First we should remember things might differ between implementations. But in the version described here,
The signatures, one per input, inside a transaction are completely independent of each other. This means that it’s possible for Bitcoin users to agree on a set of inputs to spend, and a set of outputs to pay to, and then to individually and separately sign a transaction and later merge their signatures. The transaction is not valid and won’t be accepted by the network until all signatures are provided, and no one will sign a transaction which is not to their liking.
So to your questions,
So the transaction is fully constructed and broadcast to Bitcoin network by one node. Is there a delay in the network verifying the TX of any substantial time?
The transaction is constructed by a user, and then sent to all nodes they’re connected to. Nodes try to validate and, if it’s correct, they add it to their chain and rebroadcast.
Do users have to re-sign each time the UTXO’s in the TX change.
Correct.

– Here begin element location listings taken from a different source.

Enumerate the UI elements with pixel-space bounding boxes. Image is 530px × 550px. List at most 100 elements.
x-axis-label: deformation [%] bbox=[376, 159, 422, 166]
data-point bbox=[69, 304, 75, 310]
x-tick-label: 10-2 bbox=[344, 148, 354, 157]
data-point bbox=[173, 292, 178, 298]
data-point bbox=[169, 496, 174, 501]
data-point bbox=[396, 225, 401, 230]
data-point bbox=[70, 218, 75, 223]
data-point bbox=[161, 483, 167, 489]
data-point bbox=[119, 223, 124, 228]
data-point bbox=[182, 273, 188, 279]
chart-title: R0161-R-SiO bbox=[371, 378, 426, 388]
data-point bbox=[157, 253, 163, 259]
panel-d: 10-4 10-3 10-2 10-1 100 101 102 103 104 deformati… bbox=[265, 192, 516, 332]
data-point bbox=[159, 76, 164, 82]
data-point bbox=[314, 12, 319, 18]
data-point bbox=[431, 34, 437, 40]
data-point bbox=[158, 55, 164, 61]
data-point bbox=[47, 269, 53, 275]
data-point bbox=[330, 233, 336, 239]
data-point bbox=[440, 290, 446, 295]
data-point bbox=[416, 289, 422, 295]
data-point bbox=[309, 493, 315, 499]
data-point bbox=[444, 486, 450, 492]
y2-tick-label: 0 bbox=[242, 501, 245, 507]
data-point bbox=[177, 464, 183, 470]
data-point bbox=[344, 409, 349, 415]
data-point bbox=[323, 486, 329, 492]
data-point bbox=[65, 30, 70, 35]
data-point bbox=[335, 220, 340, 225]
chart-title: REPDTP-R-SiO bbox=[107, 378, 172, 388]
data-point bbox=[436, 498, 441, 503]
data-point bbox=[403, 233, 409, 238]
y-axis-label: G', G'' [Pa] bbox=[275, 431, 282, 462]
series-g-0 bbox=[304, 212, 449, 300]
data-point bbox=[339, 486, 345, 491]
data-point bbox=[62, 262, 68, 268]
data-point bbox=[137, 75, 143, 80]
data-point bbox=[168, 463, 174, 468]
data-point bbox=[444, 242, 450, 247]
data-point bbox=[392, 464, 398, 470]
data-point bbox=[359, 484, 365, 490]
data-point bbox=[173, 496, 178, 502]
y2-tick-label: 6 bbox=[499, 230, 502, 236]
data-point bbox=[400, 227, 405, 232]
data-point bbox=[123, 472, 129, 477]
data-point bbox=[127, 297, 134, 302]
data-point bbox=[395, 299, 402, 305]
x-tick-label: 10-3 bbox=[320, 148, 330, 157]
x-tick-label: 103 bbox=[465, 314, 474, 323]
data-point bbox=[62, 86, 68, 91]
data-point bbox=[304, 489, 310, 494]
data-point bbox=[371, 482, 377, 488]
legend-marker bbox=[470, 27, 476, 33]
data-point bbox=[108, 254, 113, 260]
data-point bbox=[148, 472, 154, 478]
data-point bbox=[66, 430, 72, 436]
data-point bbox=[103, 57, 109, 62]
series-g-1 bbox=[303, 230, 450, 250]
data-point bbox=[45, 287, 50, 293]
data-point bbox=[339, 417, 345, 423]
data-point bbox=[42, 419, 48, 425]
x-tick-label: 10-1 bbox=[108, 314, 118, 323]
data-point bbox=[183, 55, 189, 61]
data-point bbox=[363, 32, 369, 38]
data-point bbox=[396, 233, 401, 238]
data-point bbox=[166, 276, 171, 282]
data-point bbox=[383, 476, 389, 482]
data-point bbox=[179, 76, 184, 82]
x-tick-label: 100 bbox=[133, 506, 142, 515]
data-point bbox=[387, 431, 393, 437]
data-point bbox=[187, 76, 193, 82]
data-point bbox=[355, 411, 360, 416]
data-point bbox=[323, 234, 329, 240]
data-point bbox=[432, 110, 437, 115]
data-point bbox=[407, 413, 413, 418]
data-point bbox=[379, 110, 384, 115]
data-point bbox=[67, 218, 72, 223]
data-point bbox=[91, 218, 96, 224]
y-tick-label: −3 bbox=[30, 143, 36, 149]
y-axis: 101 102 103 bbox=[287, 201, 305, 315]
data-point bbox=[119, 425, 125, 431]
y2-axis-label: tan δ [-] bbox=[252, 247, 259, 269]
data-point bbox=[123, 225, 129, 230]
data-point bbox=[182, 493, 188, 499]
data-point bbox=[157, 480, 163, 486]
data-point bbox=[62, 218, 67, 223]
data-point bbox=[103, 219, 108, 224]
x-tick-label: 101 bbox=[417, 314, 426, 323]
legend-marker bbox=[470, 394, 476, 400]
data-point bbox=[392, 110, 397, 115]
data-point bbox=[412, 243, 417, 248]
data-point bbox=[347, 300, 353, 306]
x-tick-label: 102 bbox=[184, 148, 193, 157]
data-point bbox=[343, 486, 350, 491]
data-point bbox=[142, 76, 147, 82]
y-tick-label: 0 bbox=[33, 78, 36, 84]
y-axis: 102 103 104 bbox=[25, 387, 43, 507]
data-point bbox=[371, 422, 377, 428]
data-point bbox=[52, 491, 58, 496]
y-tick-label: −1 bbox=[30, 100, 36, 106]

That’s the ‘failure risk’. If one input/output pair is rejected, everyone needs to update their signature.
Can that cause each UTXO in the TX to be locked up till transaction approves if the node were to constantly be rebroadcasting this CoinJoin TX?
Each tx has an identifier from the creator, so nodes don’t need to worry about duplicates.
If the same UTXO is included in two otherwise ‘valid’ transactions, a node will keep the older transaction (and rebroadcast) and reject the newer one (and stop rebroadcasting).